Dr. Venugopal joined the Grossman School of Business in August 2016. Prior to his academic career, Srini led a technology-based social venture that delivered educational services to low-income consumers in rural India. He continues to run a social enterprise that is focused on promoting girl’s education in several low income neighborhoods (slums) in the city of Chennai, India. In his research, Srinivas (Srini) examines the intertwined nature of consumption and entrepreneurship in subsistence marketplaces where more than a billion poverty-stricken entrepreneurs run micro-enterprises to meet basic consumption needs. In a parallel stream of research, he examines how social enterprises entering into contexts of poverty negotiate institutional differences to bring about positive social change. Srini teaches Driving Innovation from the Base of the Pyramid.

 

TJ WHALEN
LECTURER (PART-TIME)

T.J. Whalen is Managing Director and General Partner at FreshTracks Capital, focusing his efforts on consumer opportunities for the fund. T.J. was formerly the Chief Strategy Officer and Chief Sustainability Officer for Keurig Green Mountain, a $4.5 billion consumer products, coffee and beverage manufacturer, which sold in 2016 for $13.9 billion. T.J. served in a variety of roles with Keurig Green Mountain over 13+ years, including Vice President of Marketing and Sales, Vice President of Marketing, Vice President of Foodservice, and Director of Brand and Market Development. He led the coffee and beverage business’s product and brand P&L’s, new product development, and strategic relationships, as well as all of the various marketing functions he built there to drive the company’s growth. When he joined in 2001, Green Mountain Coffee Roasters had less than $100 million in sales, and under his leadership grew by a factor of more than 45X, with a market cap growth of 140X. From 2000 to 2010 Green Mountain Coffee Roasters was the top performing public company in the country. During this time, Green Mountain Coffee also became the world’s largest supplier of Fair Trade and Organic coffee.

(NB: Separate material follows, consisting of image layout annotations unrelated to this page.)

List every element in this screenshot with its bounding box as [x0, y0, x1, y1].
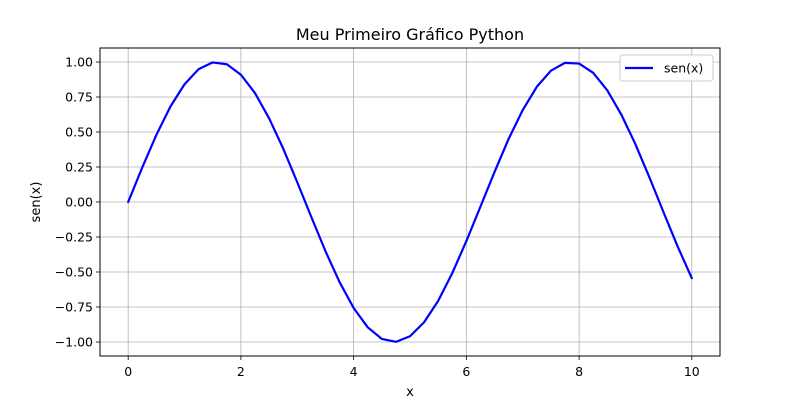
legend-label: sen(x): [664, 61, 703, 76]
x-tick-label: 2: [237, 364, 245, 379]
chart-title: Meu Primeiro Gráfico Python: [296, 25, 524, 44]
series-layer: [127, 61, 693, 343]
x-tick-label: 4: [350, 364, 358, 379]
series-line: [127, 61, 693, 343]
y-axis-label: sen(x): [29, 182, 44, 223]
x-tick-label: 10: [684, 364, 700, 379]
x-tick-label: 0: [124, 364, 132, 379]
legend: sen(x): [619, 54, 714, 82]
y-tick-label: 0.75: [65, 90, 93, 105]
legend-box: [619, 54, 714, 82]
y-tick-label: 0.25: [65, 160, 93, 175]
y-tick-label: −1.00: [55, 335, 93, 350]
y-tick-label: 0.00: [65, 195, 93, 210]
axis-ticks: 0 2 4 6 8 10 −1.00 −0.75 −0.50 −0.25 0.00 0.25 0.50 0…: [55, 55, 700, 380]
grid: [100, 48, 720, 356]
y-tick-label: 1.00: [65, 55, 93, 70]
y-tick-label: 0.50: [65, 125, 93, 140]
x-axis-label: x: [406, 385, 414, 400]
x-tick-label: 6: [462, 364, 470, 379]
x-tick-label: 8: [575, 364, 583, 379]
y-tick-label: −0.50: [55, 265, 93, 280]
y-tick-label: −0.75: [55, 300, 93, 315]
y-tick-label: −0.25: [55, 230, 93, 245]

Prior to Keurig Green Mountain, T.J. held marketing, product and sales leadership roles at Patagonia, a leading apparel and outdoor gear manufacturer; Leo Burnett, a global advertising and marketing services agency; and Adventurous Traveler (acquired by Away.com), a direct marketer of adventure travel services.

T.J. currently serves on several boards, including Caledonia Spirits, Zero Gravity, NativeEnergy, Ogee, Blue Cross Blue Shield of Vermont and the Vermont Outdoor Business Alliance, and has also recently served as board chair at 1% for the Planet, as well as SunCommon, which was recently sold to iSun. T.J. holds a B.A. in Economics and Education from Dartmouth College.